The present invention disclosed herein relates to a packet forwarding structure and method for supporting content caching of aggregate contents in a network device.
Various studies on searching for new alternatives to an IP based internet structure have been in progress in one big frame called the future internet. As its representative example, suggested is a Content-Centric Network (CCN) technique that a data transfer structure based on an internet protocol address is transmitted by using the name of a content and each network node caches the content.
FIG. 1 is a view illustrating a typical CCN. Referring to FIG. 1, the CCN includes a content store (CS), a Pending Interest List (PIT), and a Forwarding Information Base (FIB), as a forwarding engine.
The content delivery in the CCN structure of FIG. 1 includes an interest packet and a data packet for delivering a content in response to the interest packet.
FIG. 2 is a view illustrating a request packet for content in the CCN structure of FIG. 1. FIG. 3 is a view illustrating a data packet in the CCN structure of FIG. 1.
The CS may store data content like a buffer memory of a router and may replace the data content for efficient distribution through a Least Recently Used (LRU) or Least Frequently Used (LFU) method.
The FIB is used for forwarding a request packet from a terminal (i.e., a content consumer) by using forwarding information on contents registered in the core of the CCN.
The PIT is used as path information. Once a request packet arrives at the CS, it is transmitted according to the FIB. Then, the request packet manages information on a requested input and an output face in order to arrive at a final destination node. The requested content is delivered from the final destination node to a content requesting node that provides the request packet by using the PIT as path information.
The PIT needs to retransmit the request packet if the requested content does not arrive within a predetermined time, and deletes the list of the corresponding request packet if the requested content does not arrive for a predetermined time after the retransmission.
Once a request packet and a data packet arrive at a node, the longest match lookup is performed in order of the CS, the PIT, and the FIB. After the request packet arrives, if there is a content that matches the name of the content of the inputted request packet in the CS, the matching content is transmitted according to a face that the request packet inputs, and then, the request packet is deleted. If there is no matching content in the CS, the PIT is searched.
After the name of the request packet is searched from the PIT, if it is a new content request, the input face of the request packet is added to the PIT list. Additionally, the request packet is forwarded after the FIB is searched using the name of the request packet, and corresponding output profile information is added to the PIT. If the name of the request packet is not searched from the FIB, the request packet is deleted.

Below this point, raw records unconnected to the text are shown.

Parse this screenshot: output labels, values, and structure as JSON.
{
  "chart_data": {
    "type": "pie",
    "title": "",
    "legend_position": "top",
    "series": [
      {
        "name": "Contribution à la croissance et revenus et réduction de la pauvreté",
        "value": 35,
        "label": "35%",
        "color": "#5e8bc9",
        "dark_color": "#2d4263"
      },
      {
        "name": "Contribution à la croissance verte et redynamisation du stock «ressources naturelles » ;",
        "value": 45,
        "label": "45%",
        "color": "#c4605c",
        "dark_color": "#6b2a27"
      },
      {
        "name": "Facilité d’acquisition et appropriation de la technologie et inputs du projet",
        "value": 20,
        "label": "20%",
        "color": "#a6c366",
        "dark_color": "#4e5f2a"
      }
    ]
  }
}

Once a data packet arrives at a node, the PIT is searched first in order to transmit data on a corresponding content to a face (at least one face), where the request packet arrives, and the CS simultaneously. That is, the content is stored in the CS. If there is no matching content in the PIT, it means that the data have never been requested, and thus, the data are deleted. In this case, depending on an option, the data may be transmitted to the CS to be stored therein or just may be deleted.
Since such a CCN structure is designed to transmit each content of a small unit during content delivery, a request and a response for each content may cause inefficiency.
A packet forwarding structure based on a typical CCN includes a request and a response to each content, thereby causing inefficiency in content delivery. For example, let's assume that a user wants a video file “/etri.re.kr/nsko/doc/”. Additionally, let's assume that the video file has two versions v0 and v1 after modification, each having five segments s0 to s4. In the typical CCN, in order to request and receive the version v0 of “/etri.re.kr/nsko/media/aaa/mov” with a version and segment numbers assigned, a content request for each of the segments (from the first segment to the final segment “/etri.re.kr/nsko/media/aaa/mov/v0/s0” to “/etri.re.kr/nsko/media/aaa/mov/v0/s4”) needs to be made with the segment number increased. The present invention provides more efficient content delivery by processing a content request of entire segments or a range unit of a segment.